The combat mechanics are there on paper, with a dodge and parry ability that should feel satisfying when pulled off successfully, but it’s rarely worth the effort. Most of the time boss battles will be spent waiting for the cooldowns on your special abilities to wind down, because using those is about the only way to make a significant impact in a fight. Even basic enemies are a chore, especially since the brain-dead A.I. of the other turtles tends to become easily distracted, making it difficult to focus their attention on your current target. There are some basic A.I. commands built in here, but I’ll be damned if I could ever get my “partners” to follow along when needed.
Multiplayer alleviates some of this, and is certainly the best way to experience Mutants in Manhattan. However, at least on PS4, online multiplayer feels as if it’s DOA. The game hasn’t been out much more than a couple weeks, and I can only ever find 2 or 3 active lobbies. Even then, it’s a rare occasion to get a full group of people together at this point, and sometimes joining up just times out or all parties hit ready and nothing ever happens, making the online experience needlessly frustrating.

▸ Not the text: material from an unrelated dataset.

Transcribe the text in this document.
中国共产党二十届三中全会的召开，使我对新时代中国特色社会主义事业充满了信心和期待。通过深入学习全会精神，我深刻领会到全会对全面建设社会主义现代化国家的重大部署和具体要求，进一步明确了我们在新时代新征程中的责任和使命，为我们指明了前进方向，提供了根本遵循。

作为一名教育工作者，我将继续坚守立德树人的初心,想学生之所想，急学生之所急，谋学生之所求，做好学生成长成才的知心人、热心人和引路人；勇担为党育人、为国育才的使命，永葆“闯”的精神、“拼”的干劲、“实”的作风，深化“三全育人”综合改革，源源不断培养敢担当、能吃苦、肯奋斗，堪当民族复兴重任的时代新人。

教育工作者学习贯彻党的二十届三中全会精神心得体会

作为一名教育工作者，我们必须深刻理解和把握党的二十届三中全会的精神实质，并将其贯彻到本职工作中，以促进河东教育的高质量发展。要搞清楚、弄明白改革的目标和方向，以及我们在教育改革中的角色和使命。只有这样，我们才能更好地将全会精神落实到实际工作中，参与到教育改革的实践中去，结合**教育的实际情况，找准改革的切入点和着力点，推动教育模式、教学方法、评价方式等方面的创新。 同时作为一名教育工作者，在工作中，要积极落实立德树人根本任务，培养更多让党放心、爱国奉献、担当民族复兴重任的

I unfortunately can’t really suggest anyone should pick up Teenage Mutant Ninja Turtles: Mutants in Manhattan. As a pretty big fan of the franchise, and the old arcade hits, this game does little to capture the sense of fun in any way that actually matters. Instead you are left with a 3 hour game that feels longer for all the wrong reasons. Hopefully Platinum bounces back with something amazing after this, because it’s going to take a lot to wash out the bad taste that Mutants in Manhattan has left behind.